A Guarda Municipal chega, e mantém o mesmo physique de rôle dos que lá já estavam: hesitacão, inércia. Nada se resolve. Inépcia, ineficiência, desamor.
Quando o corpo é enfim coberto,
o filme acaba.
Acho que a diretora é italiana, e se enrolou um pouco com as palavras na hora de falar sobre o próprio trabalho.
Acho meio caído a pompa e circunstância de "um filme de" e também só ter crédito para fotografia e não ter pra som.
Enfim, detalhes. Mas que causam um certo desconforto - o dispositivo não é "um filme de". Tanto que ela própria comentou que pretende começar seca assim como já acaba seca. No entanto quando ela agradece pelos comentários sobre a movimentação das pessoas, se trai. Não foi orquestrado por ela, mas testemunhado por sua câmera.
Valeu. Bom ir ao cinema domingo à noite.

Aterro do Flamengo

Competição Brasileira - Longa e Média-Metragem

ALESSANDRA BERGAMASCHI

BRASIL - RJ / BRAZIL - RJ

46', cor, HD CAM, 2010

Diálogos: SEM DIÁLOGOS / NO DIALOGUES


  • CINE LIVRARIA CULTURA (SÃO PAULO - SP): 02/04 - 19H00M
  • CINE LIVRARIA CULTURA (SÃO PAULO - SP): 04/04 - 15H00M
  • UNIBANCO ARTEPLEX (RIO DE JANEIRO - RJ): 03/04 - 21H00M
  • UNIBANCO ARTEPLEX (RIO DE JANEIRO - RJ): 04/04 - 15H00M

Uma câmera estática flagra, em tempo real, uma cena urbana, seguindo as reações de um grupo de pessoas a uma tragédia em plena rua, em espaço público. Pessoas param, olham, intervêm. Ou não percebem nada, continuando sua rotina inalterada. A espera de providências, o vai-e-vém, a curiosidade, a surpresa, a exasperação, os sons da rua, a expectativa, tudo isso entra na composição de um filme que se identifica com a onipresença e a impessoalidade de uma câmera de segurança, mas cuja intencionalidade flagra de longe mas de maneira profundamente reveladora um estado de coisas de uma grande cidade, de um país e de uma época.

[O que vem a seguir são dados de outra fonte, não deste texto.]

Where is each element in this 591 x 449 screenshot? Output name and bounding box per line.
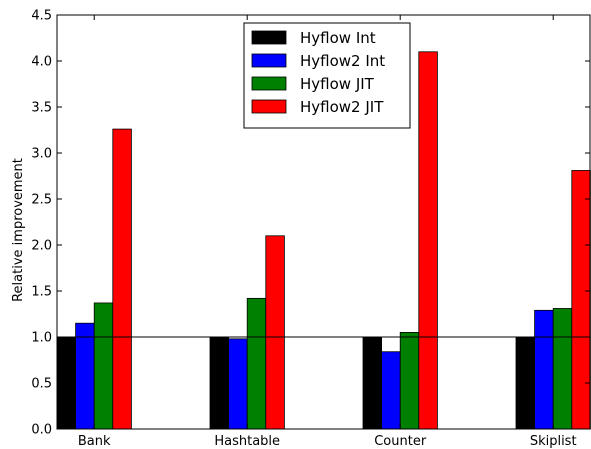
y-tick-label: 0.5 xyxy=(31,377,52,392)
y-tick-label: 4.0 xyxy=(31,55,52,70)
bar-hyflow2-int-counter xyxy=(381,351,401,430)
axes-layer xyxy=(56,14,591,430)
bar-hyflow2-jit-skiplist xyxy=(571,170,591,430)
y-tick-label: 4.5 xyxy=(31,9,52,24)
bar-hyflow2-int-bank xyxy=(75,322,95,430)
legend-swatch xyxy=(251,30,287,45)
legend-swatch xyxy=(251,53,287,68)
bar-hyflow2-int-skiplist xyxy=(534,309,554,430)
ticks-layer: 0.0 0.5 1.0 1.5 2.0 2.5 3.0 3.5 4.0 4.5 Bank Hashta… xyxy=(31,9,590,449)
legend-label: Hyflow2 JIT xyxy=(300,98,384,116)
y-tick-label: 0.0 xyxy=(31,423,52,438)
plot-frame xyxy=(56,14,591,430)
legend: Hyflow Int Hyflow2 Int Hyflow JIT Hyflow2 J… xyxy=(243,22,411,129)
x-tick-label: Skiplist xyxy=(530,434,577,449)
x-tick-label: Bank xyxy=(78,434,111,449)
y-axis-label: Relative improvement xyxy=(11,158,26,302)
x-tick-label: Counter xyxy=(374,434,427,449)
y-tick-label: 1.0 xyxy=(31,331,52,346)
legend-label: Hyflow Int xyxy=(300,29,376,47)
legend-swatch xyxy=(251,99,287,114)
legend-label: Hyflow2 Int xyxy=(300,52,385,70)
bar-hyflow2-jit-bank xyxy=(112,128,132,430)
bar-hyflow-jit-bank xyxy=(93,302,114,430)
x-tick-label: Hashtable xyxy=(214,434,280,449)
legend-swatch xyxy=(251,76,287,91)
legend-label: Hyflow JIT xyxy=(300,75,375,93)
y-tick-label: 1.5 xyxy=(31,285,52,300)
bar-hyflow2-int-hashtable xyxy=(228,338,248,430)
bar-hyflow-jit-hashtable xyxy=(246,297,267,430)
bar-hyflow-int-skiplist xyxy=(515,336,536,430)
bar-hyflow2-jit-hashtable xyxy=(265,235,285,430)
bar-hyflow-jit-skiplist xyxy=(552,308,573,430)
bar-hyflow-jit-counter xyxy=(399,331,420,430)
bar-hyflow-int-counter xyxy=(362,336,383,430)
bar-hyflow2-jit-counter xyxy=(418,51,438,430)
y-tick-label: 2.5 xyxy=(31,193,52,208)
y-tick-label: 3.0 xyxy=(31,147,52,162)
y-tick-label: 2.0 xyxy=(31,239,52,254)
bar-hyflow-int-hashtable xyxy=(209,336,230,430)
y-tick-label: 3.5 xyxy=(31,101,52,116)
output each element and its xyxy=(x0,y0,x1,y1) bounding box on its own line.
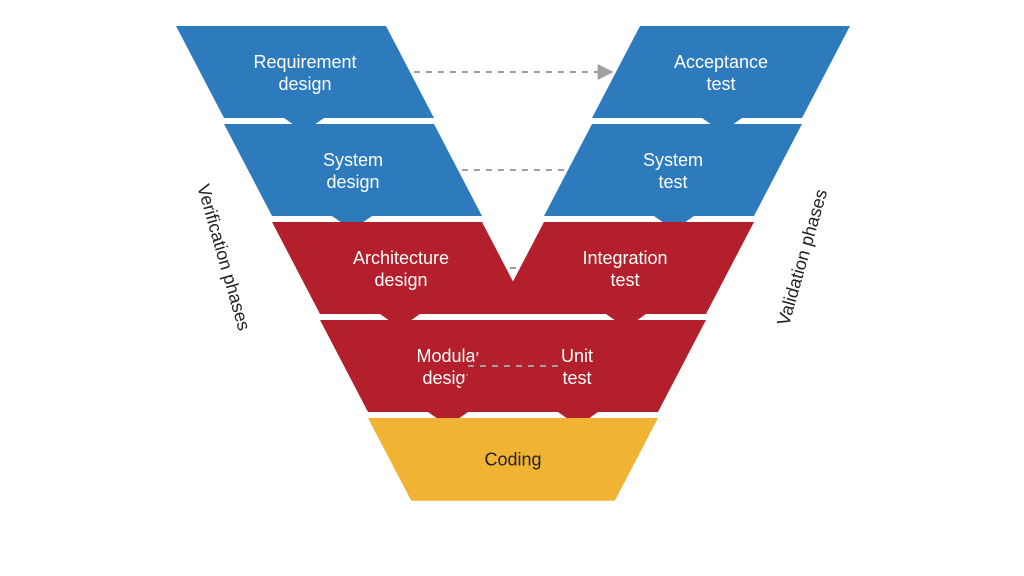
right-phase-label-1: System xyxy=(643,150,703,170)
right-phase-label-2: Integration xyxy=(582,248,667,268)
left-side-label: Verification phases xyxy=(193,182,254,333)
right-phase-label2-3: test xyxy=(562,368,591,388)
v-model-svg: RequirementdesignSystemdesignArchitectur… xyxy=(0,0,1024,576)
right-side-label: Validation phases xyxy=(773,187,831,328)
right-phase-label2-2: test xyxy=(610,270,639,290)
right-phase-label-3: Unit xyxy=(561,346,593,366)
right-phase-label2-0: test xyxy=(706,74,735,94)
coding-label: Coding xyxy=(484,449,541,469)
left-phase-label-1: System xyxy=(323,150,383,170)
right-phase-label-0: Acceptance xyxy=(674,52,768,72)
left-phase-label2-1: design xyxy=(326,172,379,192)
v-model-diagram: RequirementdesignSystemdesignArchitectur… xyxy=(0,0,1024,576)
left-phase-label-3: Modular xyxy=(416,346,481,366)
left-phase-label2-0: design xyxy=(278,74,331,94)
left-phase-label-0: Requirement xyxy=(253,52,356,72)
left-phase-label2-2: design xyxy=(374,270,427,290)
left-phase-label-2: Architecture xyxy=(353,248,449,268)
right-phase-label2-1: test xyxy=(658,172,687,192)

R: ALESSANDRA BERGAMASCHI | DF: GABRIELE MARVASI | C: GABRIELE MARVASI | SD: ALESSANDRA BERGAMASCHI | M: ALESSANDRA BERGAMASCHI | Mu: ALESSANDRA BERGAMASCHI | Es: ALESSANDRA BERGAMASCHI | P: ALESSANDRA BERGAMASCHI | PE: ALESSANDRA BERGAMASCHI | CP: ALESSANDRA BERGAMASCHI |

Monday, 23 August 2010

Contemplação; image-temps x image-action

Mais uma referência despertada pela publicação de nosos vídeos, desta vez vinda da querida montadora e professora Aline Paiva.



O tempo estendido, dilatado, atua como um convite para se organizar o espaço e as combinações de linhas e movimento dentro do quadro. Características tão próprias deste tipo de cinema, que deposita toda ênfase na atividade do espectador, e que têm realmente muito que ver com nossa pesquisa na Coreografia.
Na outra margem do rio, as imagens publicadas neste domingo pelo jornal O Globo, captadas pelos leitores, de suas janelas, em São Conrado, também despertam analogias possíveis com nosso trabalho. A "cultura janeleira", como definida por João do Rio, aqui confunde-se com a "vigilância distribuída", na definição da Professora Fernanda Bruno para os novos tempos onde cada cidadão pode captar e distribuir imagens, de maneira descentralizada.

O cruzamento entre : o ato de observação, contemplação, e descoberta das potencialidades cênicas do cotidiano; e : o ato de registrar, coletar evidências, monitorar e levantar provas. Duas atividades tão distintas e contudo tão limítrofes.

Sunday, 6 June 2010

Chinatown Voyeur

"I think voyeurism is a good space to drop into from time to time. Only I haven't done much lately because it takes tremendous devotion and patience. But like a ready-made one works to fill in the blanks, the uncompleted silent actions framed in windows. It needs constant attention, like an illicit form of meditation. Good eyesight. Keen sense of change... Well, you know, you have to choose the right place at the right time or it's all over."